Search code examples
cmacospipeposixnamed-pipes

Why is a FIFO pipe on macOS ~8x slower than an anonymous pipe?


On an M1 Max, I have created a FIFO named pipe with mkfifo and am testing write/read performance with a simple C program and pv. The program writes 65536 bytes at a time to stdout. When doing ./writer | pv > /dev/null, I get ~8 GiB/s. When doing ./writer >> mypipe and pv mypipe > /dev/null, I get ~1 GiB/s. For both of these, if I print the amount of writes performed, the 8x factor is about the same between the two. I've yet to test this on Linux and have not found any fcntl I can run on macOS/darwin that can change the buffer size of the FIFO pipe.

What I'd like to know is:

  • Why is the named pipe approach I'm doing slower?
  • Can it be made faster with some system level configuration or file control?

This is the C program:

#include <unistd.h>
#include <string.h>
#include <stdio.h>

int main() {
    const int size = 65536;
    char buf[size];
    memset(buf, 0, size);
    while (1) {
        if (write(1, buf, size) != size) {
            fprintf(stderr, "bad\n");
        }
    }
    return 0;
}

I've verified the most I can write before an anonymous pipe gets blocked is 65536 (M=0; while printf A; do >&2 printf "\r$((++M)) B"; done | sleep 999)


Solution

  • In macOS (14.4.1), fifo pipes are ultimately AF_UNIX sockets and their limits are dictated by https://github.com/apple-oss-distributions/xnu/blob/94d3b452840153a99b38a3a9659680b2a006908e/bsd/kern/uipc_proto.c#L84-L92 and https://github.com/apple-oss-distributions/xnu/blob/94d3b452840153a99b38a3a9659680b2a006908e/bsd/kern/uipc_usrreq.c#L920-L933 where at the time of this writing, the buffer size on receive and send of a streaming socket (SOCK_STREAM) is #define PIPSIZ 8192. Anonymous pipes are not the same concept and from testing, they appear to have a buffer size that is at least 65536, which is 8x PIPSIZ.

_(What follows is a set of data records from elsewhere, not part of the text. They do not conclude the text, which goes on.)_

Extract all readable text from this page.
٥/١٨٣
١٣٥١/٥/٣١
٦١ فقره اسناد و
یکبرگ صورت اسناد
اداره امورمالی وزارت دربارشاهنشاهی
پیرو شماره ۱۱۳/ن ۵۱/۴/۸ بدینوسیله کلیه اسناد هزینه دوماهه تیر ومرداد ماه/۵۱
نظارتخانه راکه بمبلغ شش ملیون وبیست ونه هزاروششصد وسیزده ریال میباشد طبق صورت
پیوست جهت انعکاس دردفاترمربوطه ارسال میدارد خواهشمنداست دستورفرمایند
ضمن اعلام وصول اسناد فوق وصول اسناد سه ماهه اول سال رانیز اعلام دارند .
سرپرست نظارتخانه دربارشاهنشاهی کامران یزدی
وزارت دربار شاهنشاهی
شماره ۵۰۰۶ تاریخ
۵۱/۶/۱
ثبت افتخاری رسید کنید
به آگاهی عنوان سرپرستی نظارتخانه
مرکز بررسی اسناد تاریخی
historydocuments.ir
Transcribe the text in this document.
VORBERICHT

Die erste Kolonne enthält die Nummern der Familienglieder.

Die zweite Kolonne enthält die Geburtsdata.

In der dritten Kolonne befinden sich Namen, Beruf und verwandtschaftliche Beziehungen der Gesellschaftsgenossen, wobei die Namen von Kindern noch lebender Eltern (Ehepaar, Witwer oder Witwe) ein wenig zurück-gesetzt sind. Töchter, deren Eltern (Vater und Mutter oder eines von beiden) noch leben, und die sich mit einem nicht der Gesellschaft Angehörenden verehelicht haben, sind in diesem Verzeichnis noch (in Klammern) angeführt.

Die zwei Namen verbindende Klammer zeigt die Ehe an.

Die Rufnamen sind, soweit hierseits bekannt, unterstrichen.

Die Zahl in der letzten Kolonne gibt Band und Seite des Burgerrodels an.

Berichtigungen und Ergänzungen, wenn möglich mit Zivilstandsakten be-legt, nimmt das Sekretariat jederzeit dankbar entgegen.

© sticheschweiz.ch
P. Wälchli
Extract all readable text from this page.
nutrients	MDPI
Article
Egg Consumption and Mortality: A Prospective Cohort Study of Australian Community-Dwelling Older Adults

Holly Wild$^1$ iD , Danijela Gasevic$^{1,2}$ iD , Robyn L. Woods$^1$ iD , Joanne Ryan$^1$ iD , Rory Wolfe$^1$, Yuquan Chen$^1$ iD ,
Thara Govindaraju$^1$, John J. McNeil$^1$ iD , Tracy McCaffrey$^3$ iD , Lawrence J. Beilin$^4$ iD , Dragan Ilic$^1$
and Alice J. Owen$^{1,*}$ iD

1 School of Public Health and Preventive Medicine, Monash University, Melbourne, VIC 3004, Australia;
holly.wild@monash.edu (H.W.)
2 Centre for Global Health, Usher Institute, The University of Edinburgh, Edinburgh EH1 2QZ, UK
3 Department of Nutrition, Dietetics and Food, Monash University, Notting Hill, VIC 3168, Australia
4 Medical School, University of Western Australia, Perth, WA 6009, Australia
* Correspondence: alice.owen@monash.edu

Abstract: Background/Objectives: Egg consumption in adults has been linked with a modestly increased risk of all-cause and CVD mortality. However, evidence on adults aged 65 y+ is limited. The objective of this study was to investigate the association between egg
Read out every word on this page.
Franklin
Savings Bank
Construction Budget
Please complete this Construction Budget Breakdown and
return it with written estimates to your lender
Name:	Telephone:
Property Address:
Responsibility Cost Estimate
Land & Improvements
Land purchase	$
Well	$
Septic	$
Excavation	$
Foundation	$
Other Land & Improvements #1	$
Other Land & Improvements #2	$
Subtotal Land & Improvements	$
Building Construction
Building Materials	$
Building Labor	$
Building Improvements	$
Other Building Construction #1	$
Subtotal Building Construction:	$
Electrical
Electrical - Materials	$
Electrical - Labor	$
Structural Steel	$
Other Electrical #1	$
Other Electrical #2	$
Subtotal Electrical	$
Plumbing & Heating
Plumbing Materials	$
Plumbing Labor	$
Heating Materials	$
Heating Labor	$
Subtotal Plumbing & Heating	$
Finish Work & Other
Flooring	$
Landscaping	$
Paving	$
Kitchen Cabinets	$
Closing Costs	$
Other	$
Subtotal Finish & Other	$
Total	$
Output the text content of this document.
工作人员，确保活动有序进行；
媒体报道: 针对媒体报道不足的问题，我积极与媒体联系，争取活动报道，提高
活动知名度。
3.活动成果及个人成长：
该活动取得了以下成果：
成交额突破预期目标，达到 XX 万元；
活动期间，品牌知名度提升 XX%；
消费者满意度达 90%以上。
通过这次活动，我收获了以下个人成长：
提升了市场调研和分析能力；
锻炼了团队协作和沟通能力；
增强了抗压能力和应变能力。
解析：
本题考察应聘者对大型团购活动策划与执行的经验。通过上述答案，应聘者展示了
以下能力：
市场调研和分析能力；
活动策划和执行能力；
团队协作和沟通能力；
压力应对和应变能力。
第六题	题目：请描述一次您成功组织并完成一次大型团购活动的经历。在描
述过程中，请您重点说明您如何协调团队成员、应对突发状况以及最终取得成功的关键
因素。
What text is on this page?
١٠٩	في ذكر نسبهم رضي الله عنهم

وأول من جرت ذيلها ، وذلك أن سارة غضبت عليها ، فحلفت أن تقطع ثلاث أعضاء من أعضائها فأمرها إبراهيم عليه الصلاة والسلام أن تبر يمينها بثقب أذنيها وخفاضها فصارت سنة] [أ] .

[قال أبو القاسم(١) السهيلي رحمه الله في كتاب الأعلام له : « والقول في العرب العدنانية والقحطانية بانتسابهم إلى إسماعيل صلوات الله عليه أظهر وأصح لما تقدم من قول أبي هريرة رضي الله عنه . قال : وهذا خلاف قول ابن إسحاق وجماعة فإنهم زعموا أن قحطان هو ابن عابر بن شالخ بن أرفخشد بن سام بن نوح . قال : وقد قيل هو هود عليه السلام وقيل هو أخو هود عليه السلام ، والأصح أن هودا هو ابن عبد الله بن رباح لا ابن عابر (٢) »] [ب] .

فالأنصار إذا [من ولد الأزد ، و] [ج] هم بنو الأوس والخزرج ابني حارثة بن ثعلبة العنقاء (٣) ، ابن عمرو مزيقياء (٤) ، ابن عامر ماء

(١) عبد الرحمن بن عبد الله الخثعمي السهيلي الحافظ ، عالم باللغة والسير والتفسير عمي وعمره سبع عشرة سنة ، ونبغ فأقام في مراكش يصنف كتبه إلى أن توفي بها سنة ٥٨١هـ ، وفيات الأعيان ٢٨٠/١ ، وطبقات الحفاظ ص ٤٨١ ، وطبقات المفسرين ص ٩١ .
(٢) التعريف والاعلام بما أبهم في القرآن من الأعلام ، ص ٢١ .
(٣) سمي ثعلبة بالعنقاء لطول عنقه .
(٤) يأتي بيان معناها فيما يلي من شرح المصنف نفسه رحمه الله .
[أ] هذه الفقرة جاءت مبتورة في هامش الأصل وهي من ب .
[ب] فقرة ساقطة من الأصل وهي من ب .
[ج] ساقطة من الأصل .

    From running dtrace on the writer side, it appears each write syscall does return with 65536, but I believe because the read buffer is constrained to 8192. So we will end up paying the cost of context switching on the reader side getting 8192 bytes from read in the kernel, returning to the user, and calling read again. So while the write side is in the kernel writing those 65536 bytes (which mind you, is saving us some context switching, so that's nice), the read side has no choice but to keep switching back and forth.

    In terms of how to increase this number or change some flags, I haven't been able to find out how since the soreceive method that uipc calls doesn't seem to accept any user set IO flags. As a workaround, you could introduce some forking with a pipe pair created in process to share between the reader and writer, but that may be too contrived.

    Notes:

    • The XNU code wasn't that easy for me to read and I may be wrong about my assumption of what kind of vnode file is being created and which functions are called, but the empirical data supports my theory so far.
    • I am also not sure why the soreceive returns immediately when the writer still has data to push into the buffer but it may have to do with locking the data structure down and possibly timing/multi-threading as well.